Premesso ciò, mi sembra quasi paradossale che una serie di anime/manga come One Piece (considerabile il Dragon Ball moderno, ma che onestamente è molto meglio per varie ragioni) non abbia avuto così tante trasposizioni videoludiche, o meglio, ne abbia avute parecchie (delle quali mi ricordo per esperienza personale un gradevole platform per GBA ed un divertente clone di Power Stone, ovvero OP: Grand Battle per Gamecube e PS2), ma meno rispetto a serie come Naruto (già su PS2 uscirono paccate di picchiaduro basati sulla serie del ninja biondo, ed altrettanti su PS3/360). O almeno, per una serie che anche da noi macina copie nell’edizione cartacea, ed ha un enorme fanbase (più radicato di quello di altra manga simili visto che One Piece è iniziato molto prima di -ad esempio – Bleach…. blhh, Bleach…), fa strano che siano arrivati molti meno videogame su licenza rispetto a serie più nuove, almeno in europa.

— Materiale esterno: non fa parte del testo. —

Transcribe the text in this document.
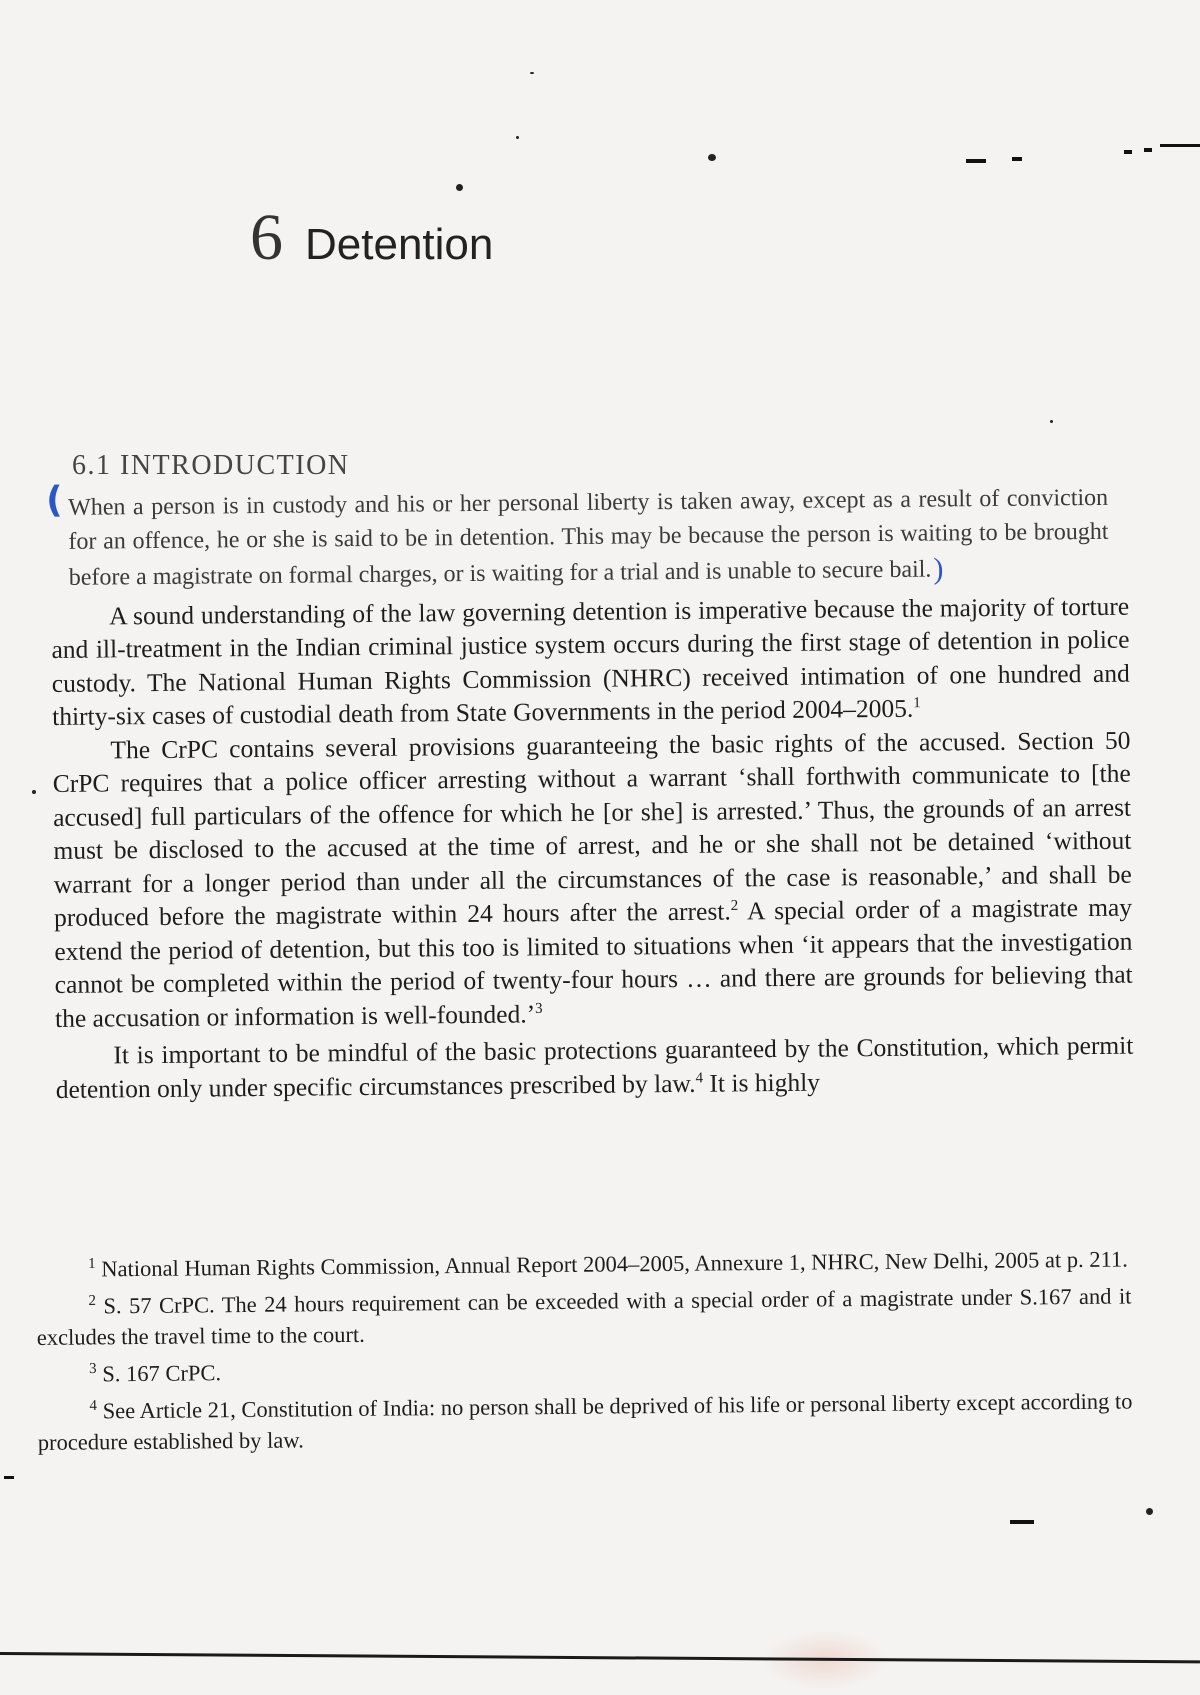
6 Detention
6.1 INTRODUCTION

( When a person is in custody and his or her personal liberty is taken away, except as a result of conviction for an offence, he or she is said to be in detention. This may be because the person is waiting to be brought before a magistrate on formal charges, or is waiting for a trial and is unable to secure bail.)

A sound understanding of the law governing detention is imperative because the majority of torture and ill-treatment in the Indian criminal justice system occurs during the first stage of detention in police custody. The National Human Rights Commission (NHRC) received intimation of one hundred and thirty-six cases of custodial death from State Governments in the period 2004–2005.$^1$

The CrPC contains several provisions guaranteeing the basic rights of the accused. Section 50 CrPC requires that a police officer arresting without a warrant ‘shall forthwith communicate to [the accused] full particulars of the offence for which he [or she] is arrested.’ Thus, the grounds of an arrest must be disclosed to the accused at the time of arrest, and he or she shall not be detained ‘without warrant for a longer period than under all the circumstances of the case is reasonable,’ and shall be produced before the magistrate within 24 hours after the arrest.$^2$ A special order of a magistrate may extend the period of detention, but this too is limited to situations when ‘it appears that the investigation cannot be completed within the period of twenty-four hours … and there are grounds for believing that the accusation or information is well-founded.’$^3$

It is important to be mindful of the basic protections guaranteed by the Constitution, which permit detention only under specific circumstances prescribed by law.$^4$ It is highly

$^1$ National Human Rights Commission, Annual Report 2004–2005, Annexure 1, NHRC, New Delhi, 2005 at p. 211.

$^2$ S. 57 CrPC. The 24 hours requirement can be exceeded with a special order of a magistrate under S.167 and it excludes the travel time to the court.

$^3$ S. 167 CrPC.

$^4$ See Article 21, Constitution of India: no person shall be deprived of his life or personal liberty except according to procedure established by law.
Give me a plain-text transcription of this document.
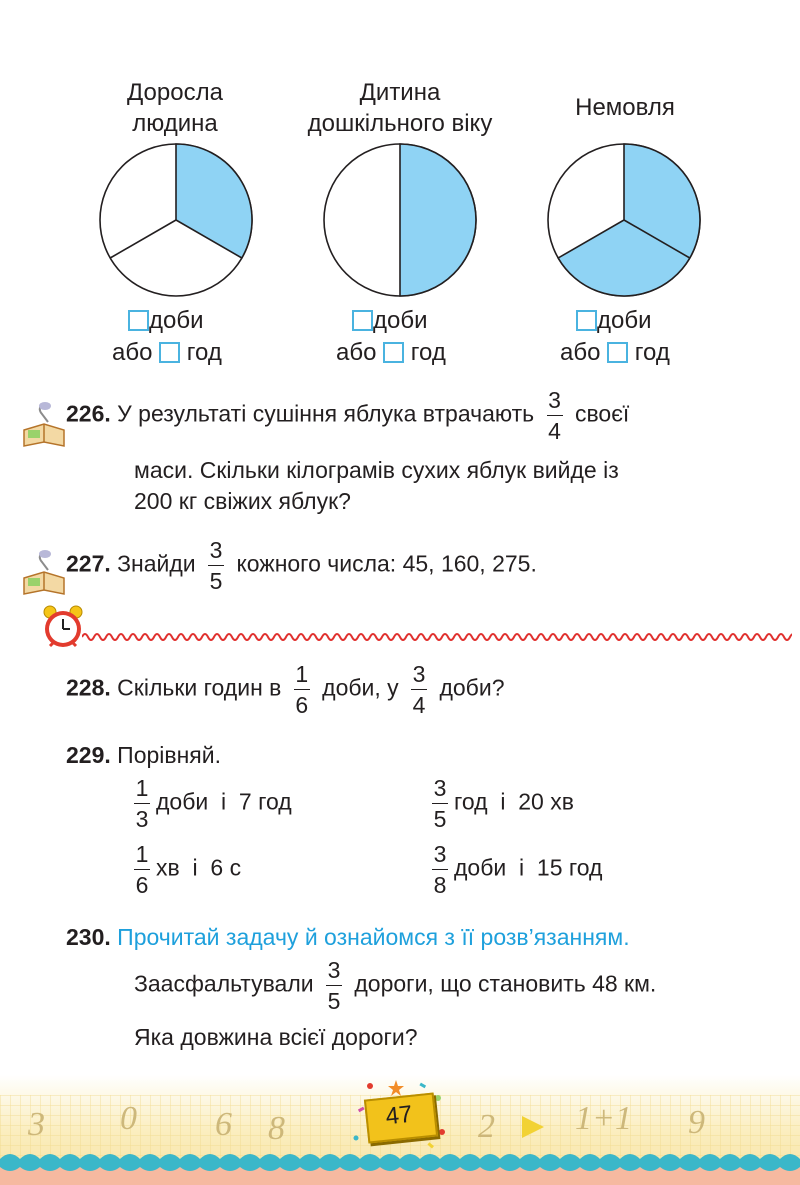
Доросла
людина
Дитина
дошкільного віку
Немовля
доби
або год
доби
або год
доби
або год
226. У результаті сушіння яблука втрачають $\frac{3}{4}$ своєї
маси. Скільки кілограмів сухих яблук вийде із
200 кг свіжих яблук?
227. Знайди $\frac{3}{5}$ кожного числа: 45, 160, 275.
228. Скільки годин в $\frac{1}{6}$ доби, у $\frac{3}{4}$ доби?
229. Порівняй.
$\frac{1}{3}$ доби  і  7 год	$\frac{3}{5}$ год  і  20 хв
$\frac{1}{6}$ хв  і  6 с	$\frac{3}{8}$ доби  і  15 год
230. Прочитай задачу й ознайомся з її розв’язанням.
Заасфальтували $\frac{3}{5}$ дороги, що становить 48 км.
Яка довжина всієї дороги?
3 0 6 8	2 1+1 9
47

Ad ogni modo, oggi sono qui per parlarvi di One Piece: Pirate Warriors, esclusiva PS3 sviluppata dalla Namco Bandai assieme alla Tecmo-Koei, nello specifico dal team di sviluppo della serie Dinasty Warriors. Devo ammettere che ero molto scettico all’idea di vedere/giocare quello che in pratica è un Dinasty Warriors basato sull’universo di One Piece, non avevo mai giocato un titolo della serie, principalmente perchè sembrava portarsi dietro i soliti difetti che ormai la caratterizzano: ripetitività di fondo estrema, ed enorme button mashing. Ma dopo aver letto alcune recensioni che ne parlavano molto bene, soprattutto sul fatto che stavolta erano riusciti a dare maggiore varietà alla formula di gioco con sezioni platform che fanno uso delle abilità di Luffy, ho deciso di fare un tentativo, e devo dire che sono rimasto molto soddisfatto del gioco, sia come grande fan di One Piece, sia come videogiocatore.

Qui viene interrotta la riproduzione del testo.